Uns minutos com Belvedere

Tenho sido feliz procurando crescer dentro do que me propus.

Textos

Pedaços do cotidiano
Pedaços do cotidiano
Belvedere Bruno



   Amanhecia, quando Tico, cambaleante, chegou   em casa encontrando a esposa, Matilde, preparando o café.

- Até quando essa vida, Tico? Nada de procurar emprego, hein? Que falta de noção, meu Deus!

   -  Tava no hospital com Fonsequinha, uai! Levou porrada na briga que rolou aqui no forró. Tu nunca sabe nada.  Pergunta pro Tamanduá. Viu tudinho.

  - Agora mais essa de forró? Forró onde?

  – Num apurrinha! Dá um tempo! Sempre rola forró perto da birosca.

  Os dias passavam e Tico naquela marola que não tinha fim. Um entra e sai com amigos, risadas no carteado na varanda e vaquinha para comprar cerveja.

  Sexta, à noitinha, bebericando no bar com amigos, olhou para Tamanduá, deu um soco na mesa e disse:

  – Essa joça num dura. Todo dia tu tasca aumento nos tira-gosto e nas branquinha. Tirou até os ovos colorido. Pessoal do carteado tá puto! Já tão pensando em ir pro pubi do Gastão.

  - Que pubi do Gastão? Tu lá tem bala na agulha pra tirar essa onda? Tá me devendo, hein? Vê se não esquece, tá?

  - Já deixei de ti pagar?   O pubi pode ser caro, mas tem gente boa.

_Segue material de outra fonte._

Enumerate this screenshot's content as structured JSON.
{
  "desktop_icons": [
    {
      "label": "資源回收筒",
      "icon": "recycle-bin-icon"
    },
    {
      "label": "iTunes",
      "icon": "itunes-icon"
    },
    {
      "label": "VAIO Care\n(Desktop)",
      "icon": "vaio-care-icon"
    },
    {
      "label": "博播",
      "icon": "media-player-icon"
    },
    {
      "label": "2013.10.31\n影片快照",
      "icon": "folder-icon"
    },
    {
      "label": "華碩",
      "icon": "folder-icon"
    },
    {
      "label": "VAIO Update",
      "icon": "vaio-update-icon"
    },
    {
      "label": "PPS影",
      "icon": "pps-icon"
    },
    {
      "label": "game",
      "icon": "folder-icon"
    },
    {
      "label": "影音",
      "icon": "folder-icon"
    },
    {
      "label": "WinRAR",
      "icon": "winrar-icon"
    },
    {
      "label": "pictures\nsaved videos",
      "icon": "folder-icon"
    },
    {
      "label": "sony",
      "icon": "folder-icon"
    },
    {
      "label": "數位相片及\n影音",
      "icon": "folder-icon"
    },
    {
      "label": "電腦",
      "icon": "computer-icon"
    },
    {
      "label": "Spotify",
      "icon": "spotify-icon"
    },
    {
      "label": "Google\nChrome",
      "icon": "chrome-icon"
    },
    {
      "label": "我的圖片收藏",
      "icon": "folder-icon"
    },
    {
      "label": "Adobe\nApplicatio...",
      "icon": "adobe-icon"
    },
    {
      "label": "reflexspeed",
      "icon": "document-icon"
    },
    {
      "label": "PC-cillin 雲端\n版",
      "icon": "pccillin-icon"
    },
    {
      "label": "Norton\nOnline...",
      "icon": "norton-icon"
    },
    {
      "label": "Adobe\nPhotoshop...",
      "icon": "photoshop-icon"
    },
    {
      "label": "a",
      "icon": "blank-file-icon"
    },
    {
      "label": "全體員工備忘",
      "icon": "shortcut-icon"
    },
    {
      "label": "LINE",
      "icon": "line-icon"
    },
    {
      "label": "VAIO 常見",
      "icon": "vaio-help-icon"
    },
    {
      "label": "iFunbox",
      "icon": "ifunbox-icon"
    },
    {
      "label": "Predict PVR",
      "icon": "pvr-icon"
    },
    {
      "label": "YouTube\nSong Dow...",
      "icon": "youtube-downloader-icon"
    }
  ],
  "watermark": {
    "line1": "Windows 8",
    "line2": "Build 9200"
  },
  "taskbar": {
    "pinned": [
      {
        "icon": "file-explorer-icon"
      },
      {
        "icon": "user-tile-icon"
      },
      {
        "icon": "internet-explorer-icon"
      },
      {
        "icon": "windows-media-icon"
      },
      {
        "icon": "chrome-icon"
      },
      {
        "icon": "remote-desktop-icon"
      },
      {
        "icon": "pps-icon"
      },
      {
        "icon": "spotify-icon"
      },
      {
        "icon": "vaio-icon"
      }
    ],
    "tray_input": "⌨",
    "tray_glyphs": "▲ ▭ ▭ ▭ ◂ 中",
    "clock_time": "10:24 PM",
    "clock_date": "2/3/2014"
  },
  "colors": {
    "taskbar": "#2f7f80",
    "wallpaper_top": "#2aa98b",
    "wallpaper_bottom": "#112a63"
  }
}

Aqui, só essa sinuca fajuta, rádio chiando.

.- Deixa de onda, Tico, tu não tem grana nem pro café da manhã.

  E a discussão prosseguia, sem que chegassem a uma conclusão.

Tico, então, decide reunir a turma do carteado e ir ao pub. Era sábado, quando se esmerando nos trajes, os amigos pareciam que se encaminhavam a um paraíso. Riam, gesticulavam, tramavam enredos. Uma alegria que chegava a ser infantil.

  Lá chegando, pediram o cardápio, mas não entenderam o que estava escrito.         Cheio de atitude, Tico assoviou, apontando para o garçom.

- Ei, Moço!  tem branquinha?

-Hum?

-Tem branquinha não?

- Senhor, temos o que está aí

- Traz esse uísque- apontou na carta de bebida. - Coxinha?  Frango a passarinho?

  O garçom deu de costas, e voltou, trazendo o uísque. Tudo formal, sem espaço às conversas de boteco às quais já estavam acostumados.  Entediados, se entreolhavam.

  O tempo ia passando, volta e meia aparecia o garçom, mas o grupo apenas observava o movimento ao redor.  Fora do pub, uma imensa fila se formava.

- O que está havendo, senhores? Algum problema? – perguntou o gerente, que havia sido chamado pelo garçom.  Há três horas o grupo havia feito o último pedido.

.- Gostamos nadica. -disse Tico balançando a cabeça.- Que músicas! Quem tá cantando?

– Um grupo de jovens. Músicas dos Beatles e Freddie Mercury.

- Ih, que saco! – respondeu Tico, amuado.

- Gostariam de pedir a conta? -Tico balançou a cabeça, concordando.

Chegando a conta, examinou e no maior estardalhaço, gritou.

– Que rôbo! - Clientes nas proximidades olhavam, criticando em voz baixa.

O gerente achou por bem deixar a turma sair a fim de evitar problemas para o recém-inaugurado pub.

E a turma, contente, voltou para a birosca do Tamanduá.

- Deu mal.  Que merda aquele pubi!  Música dos bitous e fredi mercuri. Solta uns croquetes e manda uma caninha das boa!  - disse Tico rindo.

Tamanduá olhou para ele com decisão:

- Que história de hospital com Fonsequinha é essa? Matilde esteve aqui.

– Deixa quieto! Já num sei o que inventar.

–Tô fechando a birosca.  Tá muito tarde. Podem dar meia-volta. Preciso é de ajudante aqui. Vocês só querem boa vida!

- Tamanduá, bem que tô precisando de fazer uns bicos. – disse Tico.

- Começa amanhã, às oito!

- Valeuuuuuuuuuu!  Voltá  com os ovos coloridos ! Uhuuuuuuuuu!

Um pagode vindo do rádio tornava a atmosfera animada.  A turma batucava na mesa, rindo e cantando.  

Tamanduá, integrado ao grupo, desistira de fechar as portas e a coisa ia animando madrugada adentro. Parecia o retrato da felicidade.